C-PAC's frequency_filter node calls bandpass_voxels (in CPAC/nuisance/bandpass.py) which reads the TR from the NIfTI header of the template-space residuals image. After ANTs resampling to template space, the pixdim[4] (TR) in the NIfTI header is set to 1.0 instead of the original repetition time (2.0 for ds000001).

Verified from the working directory:

tests/data/cpac_outputs/ds000001/working/.../nuisance_regression_template_36-parameter_212/
    .../frequency_filter/_inputs.pklz
    -> realigned_file: .../residuals.nii.gz   (header has TR=1.0)
    -> bandpass_freqs: [0.01, 0.1]
    -> sample_period: (not connected, reads from nifti)

The ideal_bandpass function uses sample_period to compute FFT frequency bin indices. With TR=1.0 instead of 2.0, the effective passband is 0.005-0.05 Hz (half the intended 0.01-0.1 Hz range). This affects both the BOLD bandpass filtering and the regressor bandpass filtering.

Confirmed by reproducing the filter: applying ideal_bandpass with TR=1.0 to C-PAC's raw regressors produces r=1.000 correlation with C-PAC's exported filtered regressors, while TR=2.0 (correct) produces r=0.758.

This bug affects all outputs downstream of the frequency filter: cleaned BOLD, ReHo, timeseries extraction, and connectivity matrices. ALFF/fALFF are also affected since they are computed from the bandpassed BOLD.


5. DVFinal metrics computed from pre-regression BOLD (same as DVInit)
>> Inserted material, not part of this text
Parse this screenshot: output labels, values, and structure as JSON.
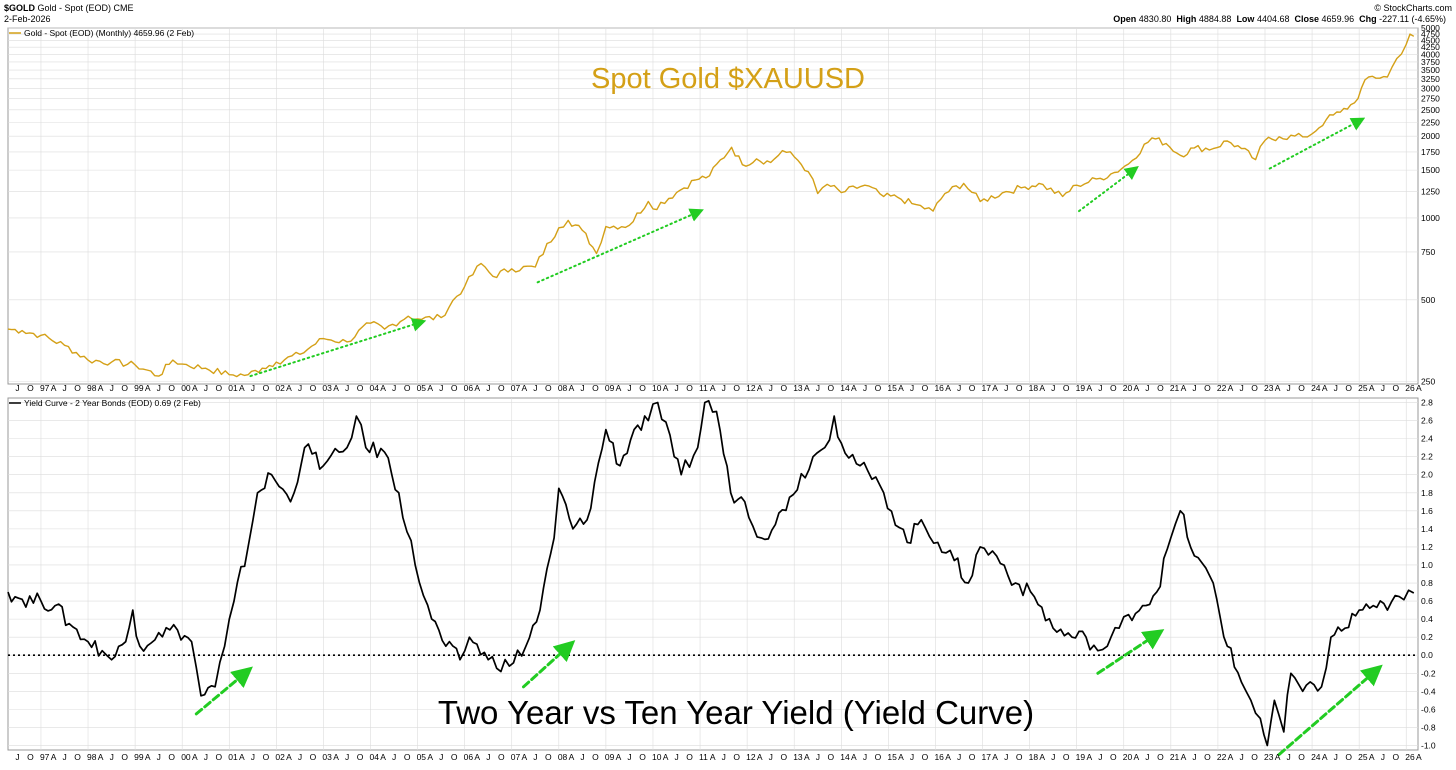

The XCP-style QC file reports meanDVFinal and motionDVCorrFinal as post-regression DVARS metrics (per the XCP dictionary: "correlation of RMS and DVARS after regression"). However, inspecting the C-PAC source code (xcp.py) reveals that both DVInit and DVFinal are computed from the same pre-nuisance regression BOLD input.

This was confirmed empirically: meanDVInit = meanDVFinal and motionDVCorrInit = motionDVCorrFinal for every subject across all three datasets (HBN, PNC, NKI) during the small benchmarking study.

In contrast, RBC correctly computes DVFinal from the post-regression bandpass-filtered BOLD (cleaned_bold), as intended.


Notes

Two parallel motion correction paths

The logs show two separate mcflirt runs: one on post-STC data (path 97, used for template-space outputs via single-step resampling) and one on pre-STC data (path 85, used for derivative-space outputs). The single-step resampling path does not use the mcflirt-corrected BOLD directly; it applies per-volume motion .mat transforms alongside BBR and anat-to-template warps in one interpolation pass. The mcflirt-corrected output from path 97 is only used for masking and BBR estimation. This is not incorrect (fewer interpolation passes is better), but the duplication is confusing.